Oh NOW I see. To all you strangers in the grocery line–yes, you with the three wild boys running willy nilly–you told me so. I didn’t see it then, but now I understand. You nodded at my shaggy-haired boy calming unloading the cart for me. “Just you wait!” you always said. “He’ll grow up to be one of these hooligans.”
Rascal has always looked the part of a rough-and-tumble boy. He was a big baby, even stockier toddler, and is still one of the tallest in his preschool class. Since age 2, he has possessed the stereotypical boyish characteristics: he was more physical, less verbal; his first steps were quick and confident; he was obsessed with balls, cars and blocks.
But he was never “All Boy” as Grandmas like to say. He could sit through two hours of The Nutcracker. He could listen to a dozen books without fidgeting. He used his words before his hands. We called him our Gentle Giant. He was sweet, creative and funny. He was accommodating and laid back. He is still all of those things, but at age 5 there’s something new…something surly and impish and destructive. Surely this is not testosterone??
Just last week he had a buddy over to play, and 15 minutes into the playdate they were plotting how to climb on the roof. Then they built towers of buckets only so they could swing into them and make a crash loud enough to rattle the windows. They had a rock fight. They chased the dogs with the water hose. They screamed and howled and stomped with gusto. They did all this for two hours straight, pausing only for a drink of water from the hose, which of course led to a mud-slinging contest. It was the boys vs. the white stucco wall, and you know who won.
I called my husband. “They have lost their minds!” I would have taken cover inside but I feared they would start dismantling the house, plank by plank.
What the hell happened to our son? I’ll tell you what happened–his big sister went to elementary school, that’s what happened. She took her ballet-loving, role-playing, story-telling self to First Grade and left him to be influenced by his own boyish tendencies. Talk about wake-up call.
Every afternoon around 3pm, Rascal’s personas collide. Before Doodlebug steps off the yellow bus, he is there waiting to greet her. If an hour before he was spearheading a game of Throw Sharp Sticks at Each Other, as soon as his sister is on the scene, he follows her lead.
They play elaborate pretend games. They build forts, then spend hours crafting club rules and regulations. They don’t just play in the mud, they make intricate mud pies and sketch out plans for a mud-pie bake sale. They paint toenails.

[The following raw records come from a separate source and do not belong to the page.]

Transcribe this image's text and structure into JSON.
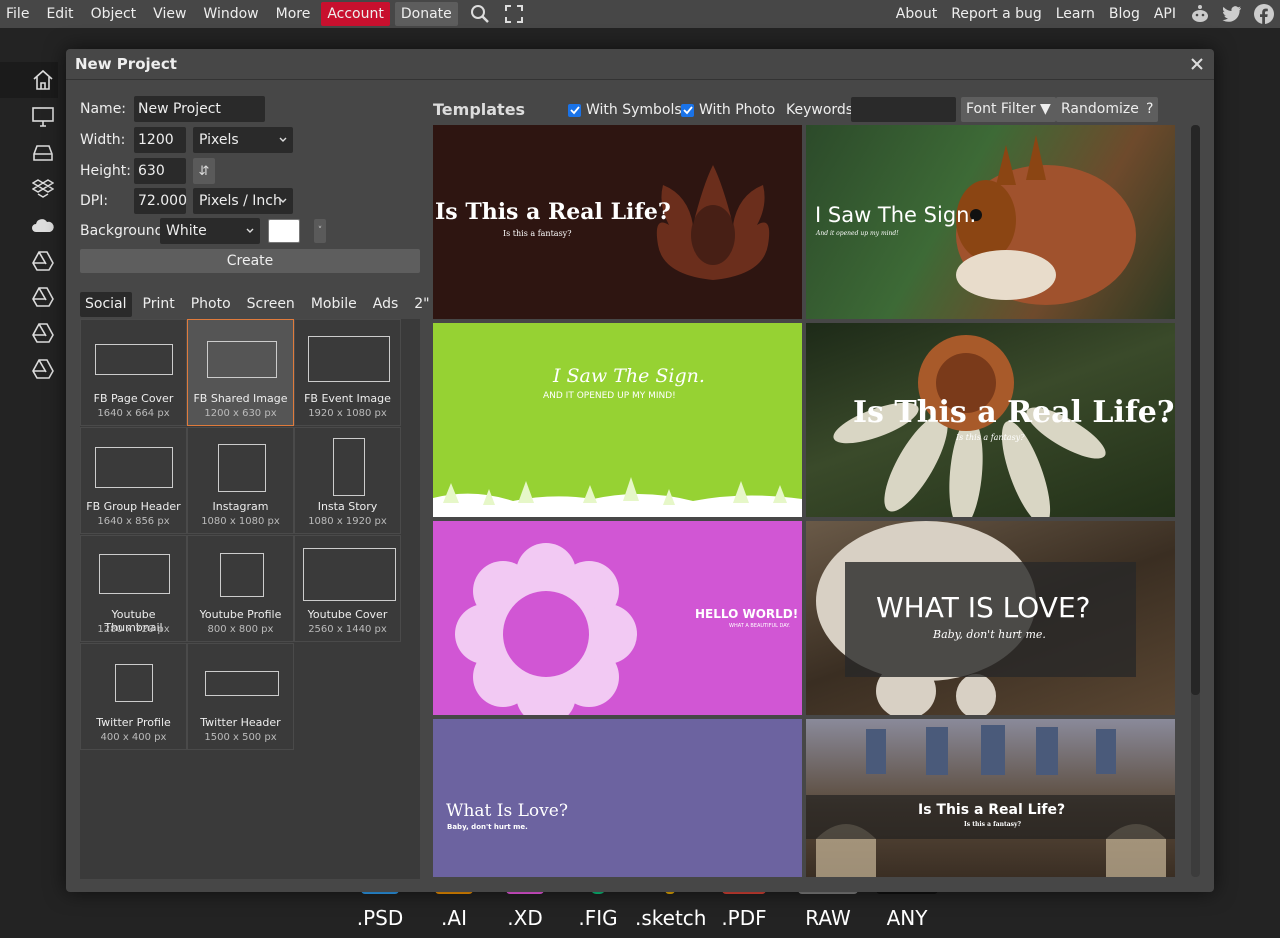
{
  "menubar": {
    "left": [
      "File",
      "Edit",
      "Object",
      "View",
      "Window",
      "More"
    ],
    "account": "Account",
    "donate": "Donate",
    "right": [
      "About",
      "Report a bug",
      "Learn",
      "Blog",
      "API"
    ]
  },
  "sidebar_icons": [
    "home-icon",
    "monitor-icon",
    "hard-drive-icon",
    "dropbox-icon",
    "onedrive-icon",
    "google-drive-icon",
    "google-drive-icon",
    "google-drive-icon",
    "google-drive-icon"
  ],
  "formats": [
    ".PSD",
    ".AI",
    ".XD",
    ".FIG",
    ".sketch",
    ".PDF",
    "RAW",
    "ANY"
  ],
  "format_colors": [
    "#31a8ff",
    "#ff9a00",
    "#ff61f6",
    "#0acf83",
    "#f7b500",
    "#e8483a",
    "#888888",
    "#111111"
  ],
  "dialog": {
    "title": "New Project",
    "form": {
      "name_label": "Name:",
      "name_value": "New Project",
      "width_label": "Width:",
      "width_value": "1200",
      "unit_value": "Pixels",
      "height_label": "Height:",
      "height_value": "630",
      "swap_glyph": "⇵",
      "dpi_label": "DPI:",
      "dpi_value": "72.000",
      "dpi_unit": "Pixels / Inch",
      "background_label": "Background:",
      "background_value": "White",
      "color_drop": "˅",
      "create_label": "Create"
    },
    "tabs": [
      "Social",
      "Print",
      "Photo",
      "Screen",
      "Mobile",
      "Ads",
      "2\""
    ],
    "presets": [
      {
        "name": "FB Page Cover",
        "size": "1640 x 664 px"
      },
      {
        "name": "FB Shared Image",
        "size": "1200 x 630 px"
      },
      {
        "name": "FB Event Image",
        "size": "1920 x 1080 px"
      },
      {
        "name": "FB Group Header",
        "size": "1640 x 856 px"
      },
      {
        "name": "Instagram",
        "size": "1080 x 1080 px"
      },
      {
        "name": "Insta Story",
        "size": "1080 x 1920 px"
      },
      {
        "name": "Youtube Thumbnail",
        "size": "1280 x 720 px"
      },
      {
        "name": "Youtube Profile",
        "size": "800 x 800 px"
      },
      {
        "name": "Youtube Cover",
        "size": "2560 x 1440 px"
      },
      {
        "name": "Twitter Profile",
        "size": "400 x 400 px"
      },
      {
        "name": "Twitter Header",
        "size": "1500 x 500 px"
      }
    ],
    "templates_header": {
      "title": "Templates",
      "with_symbols": "With Symbols",
      "with_photo": "With Photo",
      "keywords_label": "Keywords:",
      "font_filter": "Font Filter ▼",
      "randomize": "Randomize",
      "help": "?"
    },
    "templates": [
      {
        "title": "Is This a Real Life?",
        "subtitle": "Is this a fantasy?"
      },
      {
        "title": "I Saw The Sign.",
        "subtitle": "And it opened up my mind!"
      },
      {
        "title": "I Saw The Sign.",
        "subtitle": "AND IT OPENED UP MY MIND!"
      },
      {
        "title": "Is This a Real Life?",
        "subtitle": "Is this a fantasy?"
      },
      {
        "title": "HELLO WORLD!",
        "subtitle": "WHAT A BEAUTIFUL DAY."
      },
      {
        "title": "WHAT IS LOVE?",
        "subtitle": "Baby, don't hurt me."
      },
      {
        "title": "What Is Love?",
        "subtitle": "Baby, don't hurt me."
      },
      {
        "title": "Is This a Real Life?",
        "subtitle": "Is this a fantasy?"
      }
    ]
  }
}
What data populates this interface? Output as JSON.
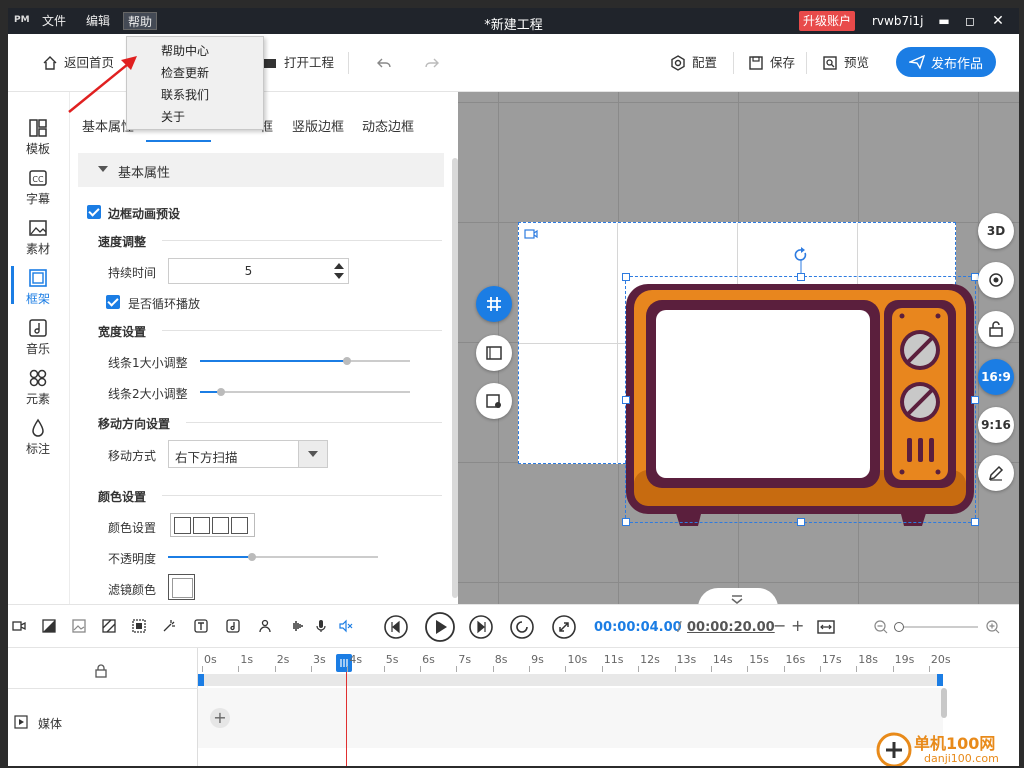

Sometimes we urge her to give him a chance to call the shots. They try, but so easily fall into their accepted roles. Rascal says, “Ok, I want to play soccer!” To him, this means kicking a ball into a netted goal over and over again, as fast and as powerful as possible. When his sister steps in, the game turns into something like this:
“Ok, we kick the ball back and forth, then we hold hands and jump over the poisonous fire pit, then dribble the ball around the quick sand, past the evil dragon and into the castle dungeon. If you make a goal, the princess is free!”
“Yes!” Rascal shouts. He lasts a while longer, then spies the water hose. Here we go again.
Oh boy, I think. Now that Smiley is here, make that Oh boy, Oh boy. I better get used to this.